Our current projects in this area concern:

• The construction and study of Banach spaces from tree-like structures which emerged from descriptive set theory,
• The construction and study of topologies on classes of noncommutative analogues of the algebras of Lipschitz functions, and the extension of the Gromov-Hausdorff distance to noncommutative geometry.

Dynamics

In dynamical systems, one considers the pair (X,T) where T is a map from a space X to itself. We can view the map T as moving the points around X and apply it repeatedly, taking the point of view that the space X evolves over time.

There are several different subcategories of dynamical systems based on what kind of structure the set X has, and how much of it is preserved by T. We arrive at other important subcategories of dynamics by consideration of various (semi-)groups acting on X.

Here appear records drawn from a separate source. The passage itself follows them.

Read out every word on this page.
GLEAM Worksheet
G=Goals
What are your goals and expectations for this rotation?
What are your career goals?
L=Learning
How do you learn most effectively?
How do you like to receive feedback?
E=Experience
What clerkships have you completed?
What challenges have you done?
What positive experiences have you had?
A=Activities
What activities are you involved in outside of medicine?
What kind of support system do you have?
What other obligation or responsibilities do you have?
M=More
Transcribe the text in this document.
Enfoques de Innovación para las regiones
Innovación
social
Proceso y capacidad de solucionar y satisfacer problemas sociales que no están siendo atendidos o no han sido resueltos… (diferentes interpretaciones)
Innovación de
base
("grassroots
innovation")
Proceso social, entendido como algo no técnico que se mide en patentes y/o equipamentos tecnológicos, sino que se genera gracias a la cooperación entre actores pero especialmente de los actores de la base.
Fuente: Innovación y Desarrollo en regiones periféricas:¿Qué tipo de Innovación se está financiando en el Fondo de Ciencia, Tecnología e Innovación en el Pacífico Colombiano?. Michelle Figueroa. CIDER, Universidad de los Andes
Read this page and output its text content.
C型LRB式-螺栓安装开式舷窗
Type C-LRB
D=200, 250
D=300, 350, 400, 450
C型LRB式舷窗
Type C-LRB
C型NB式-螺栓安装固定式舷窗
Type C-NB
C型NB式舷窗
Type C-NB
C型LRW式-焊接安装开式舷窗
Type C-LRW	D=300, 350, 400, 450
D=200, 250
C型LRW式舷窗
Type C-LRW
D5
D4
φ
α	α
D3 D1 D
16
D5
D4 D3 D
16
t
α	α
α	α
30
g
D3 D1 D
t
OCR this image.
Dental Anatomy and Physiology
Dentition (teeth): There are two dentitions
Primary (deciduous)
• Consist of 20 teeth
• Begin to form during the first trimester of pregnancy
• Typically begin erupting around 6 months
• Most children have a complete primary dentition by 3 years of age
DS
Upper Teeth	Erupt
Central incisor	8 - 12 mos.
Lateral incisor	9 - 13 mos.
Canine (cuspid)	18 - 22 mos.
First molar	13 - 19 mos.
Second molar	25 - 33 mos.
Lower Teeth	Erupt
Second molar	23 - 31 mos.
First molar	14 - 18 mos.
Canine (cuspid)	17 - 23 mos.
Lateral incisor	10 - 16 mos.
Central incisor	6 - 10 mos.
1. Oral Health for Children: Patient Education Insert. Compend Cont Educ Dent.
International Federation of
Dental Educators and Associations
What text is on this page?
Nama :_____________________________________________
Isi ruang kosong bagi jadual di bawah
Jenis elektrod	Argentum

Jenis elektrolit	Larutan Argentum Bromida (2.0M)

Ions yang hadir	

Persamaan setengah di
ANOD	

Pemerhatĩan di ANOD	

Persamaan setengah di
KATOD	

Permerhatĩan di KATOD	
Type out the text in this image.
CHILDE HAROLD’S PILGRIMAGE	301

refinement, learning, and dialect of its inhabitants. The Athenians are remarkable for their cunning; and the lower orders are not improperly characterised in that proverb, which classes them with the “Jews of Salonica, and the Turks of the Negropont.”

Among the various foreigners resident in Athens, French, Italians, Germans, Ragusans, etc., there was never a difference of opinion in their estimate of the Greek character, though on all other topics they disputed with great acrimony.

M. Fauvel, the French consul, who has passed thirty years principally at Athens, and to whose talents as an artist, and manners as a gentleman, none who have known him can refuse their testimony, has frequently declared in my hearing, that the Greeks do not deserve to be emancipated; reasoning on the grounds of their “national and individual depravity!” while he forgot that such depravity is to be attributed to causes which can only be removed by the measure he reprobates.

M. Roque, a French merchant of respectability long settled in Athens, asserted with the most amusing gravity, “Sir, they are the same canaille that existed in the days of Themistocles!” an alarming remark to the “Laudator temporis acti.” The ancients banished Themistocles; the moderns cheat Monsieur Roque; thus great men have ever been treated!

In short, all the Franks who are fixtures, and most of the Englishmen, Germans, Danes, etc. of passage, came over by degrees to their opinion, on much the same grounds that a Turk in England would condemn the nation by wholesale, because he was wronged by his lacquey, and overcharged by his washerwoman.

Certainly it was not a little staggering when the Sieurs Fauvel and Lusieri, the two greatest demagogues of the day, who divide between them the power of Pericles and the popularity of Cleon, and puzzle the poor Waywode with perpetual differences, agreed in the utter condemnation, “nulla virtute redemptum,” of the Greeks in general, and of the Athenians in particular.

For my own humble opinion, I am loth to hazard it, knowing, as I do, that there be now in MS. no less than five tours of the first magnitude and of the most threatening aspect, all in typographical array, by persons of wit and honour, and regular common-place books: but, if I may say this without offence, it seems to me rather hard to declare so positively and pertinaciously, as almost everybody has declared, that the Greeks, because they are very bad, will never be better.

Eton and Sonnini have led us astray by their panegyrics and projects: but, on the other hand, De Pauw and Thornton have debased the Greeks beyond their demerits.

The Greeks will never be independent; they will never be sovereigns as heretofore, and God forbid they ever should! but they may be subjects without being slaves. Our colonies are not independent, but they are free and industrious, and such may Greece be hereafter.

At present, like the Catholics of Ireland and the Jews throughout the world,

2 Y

In addition to being an important subject in its own right, there are many examples of problems for which solutions became apparent only when the problem is rephrased in dynamical systems terms.

We focus on ergodic theory and symbolic dynamical systems (which model topological or smooth dynamical systems by a discrete space consisting of infinite sequences of abstract symbols and a shift operator).

Statistical Mechanics

Dr. Yin's research has focused on large exponential random graphs and, more recently, an abstraction of the parking scenario. A continuing theme of her research is developing a quantitative theory of phase transitions in statistical mechanics models. In the statistical physics literature, asymptotic phase transition is often associated with loss of analyticity in the limiting normalization constant (free energy density), which gives rise to discontinuities in the observed statistics. In the vicinity of a phase transition, even a tiny change in some local characteristic can result in a dramatic change of the entire system.